2/8/14

Con la cabeza en la almohada y los ojos cerrados pensaba que el mundo que en ese momento veía dentro me pertenecía sólo a mí, que las gotas de agua que rodaban por el rostro de Mireia cuando vino a darme un beso al salir de la piscina no estaban en el recuerdo de nadie y sólo yo tenía la llave para que volviesen otro día, una y otra vez, cuando lo necesitase, dentro de muchos años o a la mañana siguiente, nada más abrir los ojos para regresar al carril que hace el tiempo mientras dormimos.

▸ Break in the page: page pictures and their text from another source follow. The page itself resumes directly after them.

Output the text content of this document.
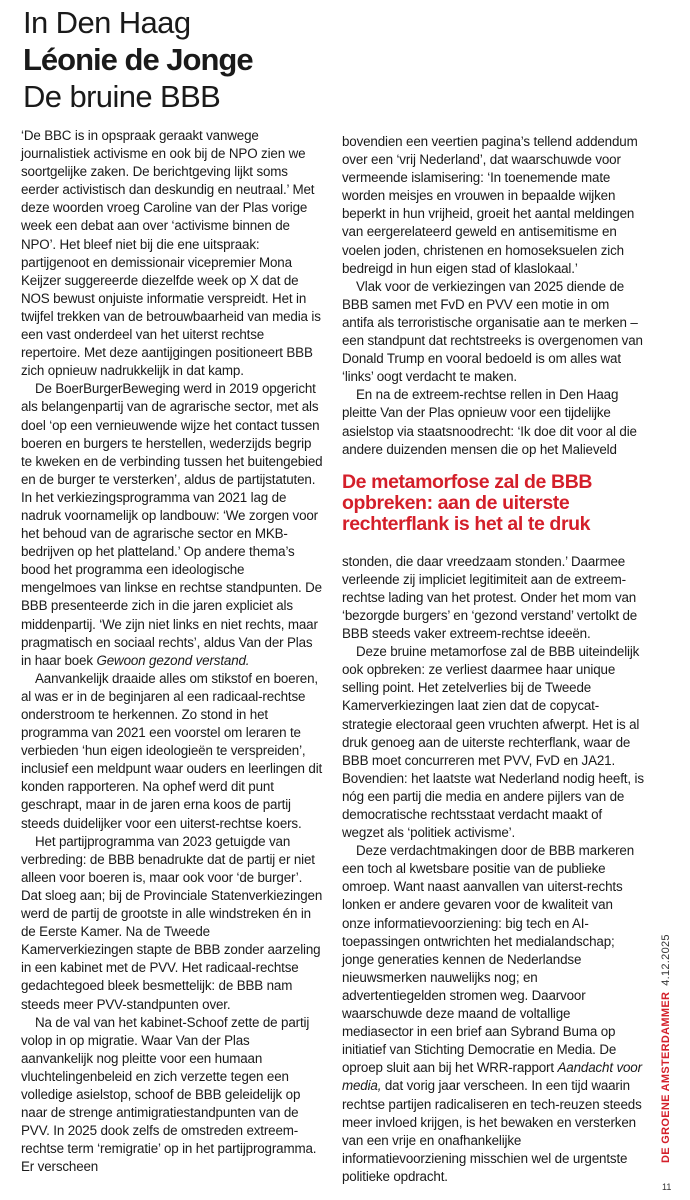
In Den Haag
Léonie de Jonge
De bruine BBB

‘De BBC is in opspraak geraakt vanwege journalistiek activisme en ook bij de NPO zien we soortgelijke zaken. De berichtgeving lijkt soms eerder activistisch dan deskundig en neutraal.’ Met deze woorden vroeg Caroline van der Plas vorige week een debat aan over ‘activisme binnen de NPO’. Het bleef niet bij die ene uitspraak: partijgenoot en demissionair vicepremier Mona Keijzer suggereerde diezelfde week op X dat de NOS bewust onjuiste informatie verspreidt. Het in twijfel trekken van de betrouwbaarheid van media is een vast onderdeel van het uiterst rechtse repertoire. Met deze aantijgingen positioneert BBB zich opnieuw nadrukkelijk in dat kamp.

De BoerBurgerBeweging werd in 2019 opgericht als belangenpartij van de agrarische sector, met als doel ‘op een vernieuwende wijze het contact tussen boeren en burgers te herstellen, wederzijds begrip te kweken en de verbinding tussen het buitengebied en de burger te versterken’, aldus de partijstatuten. In het verkiezingsprogramma van 2021 lag de nadruk voornamelijk op landbouw: ‘We zorgen voor het behoud van de agrarische sector en MKB-bedrijven op het platteland.’ Op andere thema’s bood het programma een ideologische mengelmoes van linkse en rechtse standpunten. De BBB presenteerde zich in die jaren expliciet als middenpartij. ‘We zijn niet links en niet rechts, maar pragmatisch en sociaal rechts’, aldus Van der Plas in haar boek Gewoon gezond verstand.

Aanvankelijk draaide alles om stikstof en boeren, al was er in de beginjaren al een radicaal-rechtse onderstroom te herkennen. Zo stond in het programma van 2021 een voorstel om leraren te verbieden ‘hun eigen ideologieën te verspreiden’, inclusief een meldpunt waar ouders en leerlingen dit konden rapporteren. Na ophef werd dit punt geschrapt, maar in de jaren erna koos de partij steeds duidelijker voor een uiterst-rechtse koers.

Het partijprogramma van 2023 getuigde van verbreding: de BBB benadrukte dat de partij er niet alleen voor boeren is, maar ook voor ‘de burger’. Dat sloeg aan; bij de Provinciale Statenverkiezingen werd de partij de grootste in alle windstreken én in de Eerste Kamer. Na de Tweede Kamerverkiezingen stapte de BBB zonder aarzeling in een kabinet met de PVV. Het radicaal-rechtse gedachtegoed bleek besmettelijk: de BBB nam steeds meer PVV-standpunten over.

Na de val van het kabinet-Schoof zette de partij volop in op migratie. Waar Van der Plas aanvankelijk nog pleitte voor een humaan vluchtelingenbeleid en zich verzette tegen een volledige asielstop, schoof de BBB geleidelijk op naar de strenge antimigratiestandpunten van de PVV. In 2025 dook zelfs de omstreden extreem-rechtse term ‘remigratie’ op in het partijprogramma. Er verscheen

bovendien een veertien pagina’s tellend addendum over een ‘vrij Nederland’, dat waarschuwde voor vermeende islamisering: ‘In toenemende mate worden meisjes en vrouwen in bepaalde wijken beperkt in hun vrijheid, groeit het aantal meldingen van eergerelateerd geweld en antisemitisme en voelen joden, christenen en homoseksuelen zich bedreigd in hun eigen stad of klaslokaal.’

Vlak voor de verkiezingen van 2025 diende de BBB samen met FvD en PVV een motie in om antifa als terroristische organisatie aan te merken – een standpunt dat rechtstreeks is overgenomen van Donald Trump en vooral bedoeld is om alles wat ‘links’ oogt verdacht te maken.

En na de extreem-rechtse rellen in Den Haag pleitte Van der Plas opnieuw voor een tijdelijke asielstop via staatsnoodrecht: ‘Ik doe dit voor al die andere duizenden mensen die op het Malieveld

De metamorfose zal de BBB opbreken: aan de uiterste rechterflank is het al te druk

stonden, die daar vreedzaam stonden.’ Daarmee verleende zij impliciet legitimiteit aan de extreem-rechtse lading van het protest. Onder het mom van ‘bezorgde burgers’ en ‘gezond verstand’ vertolkt de BBB steeds vaker extreem-rechtse ideeën.

Deze bruine metamorfose zal de BBB uiteindelijk ook opbreken: ze verliest daarmee haar unique selling point. Het zetelverlies bij de Tweede Kamerverkiezingen laat zien dat de copycat-strategie electoraal geen vruchten afwerpt. Het is al druk genoeg aan de uiterste rechterflank, waar de BBB moet concurreren met PVV, FvD en JA21. Bovendien: het laatste wat Nederland nodig heeft, is nóg een partij die media en andere pijlers van de democratische rechtsstaat verdacht maakt of wegzet als ‘politiek activisme’.

Deze verdachtmakingen door de BBB markeren een toch al kwetsbare positie van de publieke omroep. Want naast aanvallen van uiterst-rechts lonken er andere gevaren voor de kwaliteit van onze informatievoorziening: big tech en AI-toepassingen ontwrichten het medialandschap; jonge generaties kennen de Nederlandse nieuwsmerken nauwelijks nog; en advertentiegelden stromen weg. Daarvoor waarschuwde deze maand de voltallige mediasector in een brief aan Sybrand Buma op initiatief van Stichting Democratie en Media. De oproep sluit aan bij het WRR-rapport Aandacht voor media, dat vorig jaar verscheen. In een tijd waarin rechtse partijen radicaliseren en tech-reuzen steeds meer invloed krijgen, is het bewaken en versterken van een vrije en onafhankelijke informatievoorziening misschien wel de urgentste politieke opdracht.

DE GROENE AMSTERDAMMER4.12.2025
11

También vi el rectángulo de hierba y sobre él la explosión de alegría silenciosa que trae la vida a veces cuando es pensada y celebrada en trozos muy pequeños. Recuerdo algunos de las que puse encima esa tarde: si agosto fuese un circuito de carreras tendría las curvas muy peraltadas y ofrecería siempre la posibilidad de circular sin mirar la aguja del salpicadero, ganándole rabiosamente grados a una circunferencia que no tiene fin, las manos enguantadas en mitones de cuero gastado color tabaco, la luz que entra por el parabrisas y hace de copiloto, un resplandor que parece tener sus propias historias que contar también: un verano, hace mucho tiempo, la memoria copió los planos de ese circuito, por eso da vueltas sin llegar aparentemente a ningún sitio, aunque en cada una vaya sumando algo que al intentar ser definido se encuentra con un balbuceo. Un hombre con la cabeza apoyada en una almohada mientras sus pensamientos circulan a una velocidad indefinida por una réplica de Le Mans que se conecta, a través de una larga recta subterránea, con la piscina de la que mi hija salía para besarme antes de dormir.